If you keep up with the health and wellness field at all, then you’ve heard how good salmon is for us. But…what exactly does salmon contain that makes it so great? Glad you asked! It’s a wonderful source of vitamin B12, vitamin D, selenium, and omega 3 fatty acids…just to name a few.
Next question, what makes these specific nutrients so important to us? Keep reading:
- Vitamin B12: simply put, it lends us energy! When we don’t have adequate levels of B12, we often feel tired and fatigued. Depression and poor memory are other negative effects of not enough B12.
- Vitamin D: it has been estimated that roughly 1/4 of Americans are deficient. We can get vitamin D from sunlight, but that can be pretty darn tough during this time of year when daylight hours are their shortest, and millions are stuck inside for the majority of a work day! We know it helps with bone health, but it also boosts immune system function, as well as serve as an antidepressant as it can help regulate mood. If you’re tired and achey all the time, it could be a sign you could be low – get it checked! Salmon is one of the best food sources for it.
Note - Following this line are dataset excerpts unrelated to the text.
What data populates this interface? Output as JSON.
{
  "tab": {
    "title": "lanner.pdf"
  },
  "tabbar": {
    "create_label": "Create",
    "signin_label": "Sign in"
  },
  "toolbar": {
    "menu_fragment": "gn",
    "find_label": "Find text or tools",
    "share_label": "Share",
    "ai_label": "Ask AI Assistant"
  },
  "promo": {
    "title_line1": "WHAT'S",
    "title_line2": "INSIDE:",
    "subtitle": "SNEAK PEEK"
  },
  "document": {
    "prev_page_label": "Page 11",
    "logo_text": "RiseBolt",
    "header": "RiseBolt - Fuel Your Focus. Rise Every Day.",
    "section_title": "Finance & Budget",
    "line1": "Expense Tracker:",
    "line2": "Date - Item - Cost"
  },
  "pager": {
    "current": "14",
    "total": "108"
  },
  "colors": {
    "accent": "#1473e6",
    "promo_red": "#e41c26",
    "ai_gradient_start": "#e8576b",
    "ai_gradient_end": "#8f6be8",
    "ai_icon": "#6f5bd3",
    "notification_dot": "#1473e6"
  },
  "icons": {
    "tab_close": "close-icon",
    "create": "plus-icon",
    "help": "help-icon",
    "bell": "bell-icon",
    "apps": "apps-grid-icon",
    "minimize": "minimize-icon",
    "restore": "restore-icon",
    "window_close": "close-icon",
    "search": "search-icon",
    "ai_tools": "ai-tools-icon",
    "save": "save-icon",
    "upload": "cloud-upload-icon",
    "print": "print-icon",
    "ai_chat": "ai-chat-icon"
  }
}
- Selenium: plays a big role as an antioxidant, and helps support thyroid and reproductive health, as well as a happy, healthy metabolism. It protects our cells from the nasty mutations that can lead to disease. Thyroid health is having a major moment in the spotlight right now, and so selenium is also getting a little extra (much needed, in my opinion) attention.
- Omega 3 fatty acids: our body can’t make these on its own, so we must consume them through foods or supplements!! Omega 3s serve as an anti-inflammatory powerhouse in the body, which is just the BOMB.COM, since inflammation can contribute to almost every chronic disease we are plagued with. It’s wonderful for bone, heart, and brain health, but it’s also the stuff that helps your skin glow from the inside out as well! Maybe she’s born with it, maybe it’s omega 3’s. Aside from that, they’ve also been studied to have a profound effect on preventing cancer – take that!!!
There you have it, a mini nutrition and science lesson all in one. Free tuition! Now that we’ve got those prerequisite courses out of the way, on to the upper level course…I mean, recipe!! 5 simple ingredients (that I ALWAYS have in my kitchen), 30 short minutes. Canned wild alaskan salmon is legitimately always in my pantry because it’s such a cost-efficient, shelf-stable protein source, but I make sure to steer clear from farm-raised and instead reach for wild-caught alaskan salmon. Other than that, the recipe is pretty straight forward. Eat them plain, eat then on a bun, eat them on a salad – do whatever you want! I recently paired them with cranberry sauce and it was AMAZE. Make sure to check out the Notes section for other ways to jazz up the recipe!
- 1 cup almond flour
- 1 6-oz. can of boneless, skinless wild alaskan salmon, drained
- 1/2 yellow onion, diced
- 1 pasture-raised egg
- 1/2 T minced garlic
- Salt and pepper, to taste
- Preheat oven to 400*F, spray baking sheet really well with avocado oil, so patties don't stick. Add all ingredients together into food processor and pulse until just combined, being careful to not over-pulse it down to a paste.
- Form into 5 patties, place on baking sheet and bake for 25 minutes.
- To make BBQ Salmon Burgers, add in 1/3 cup BBQ sauce.
- Also good with chopped up sundried tomatoes added in!
- Another fun version - add in some riced broccoli for an extra pop of color!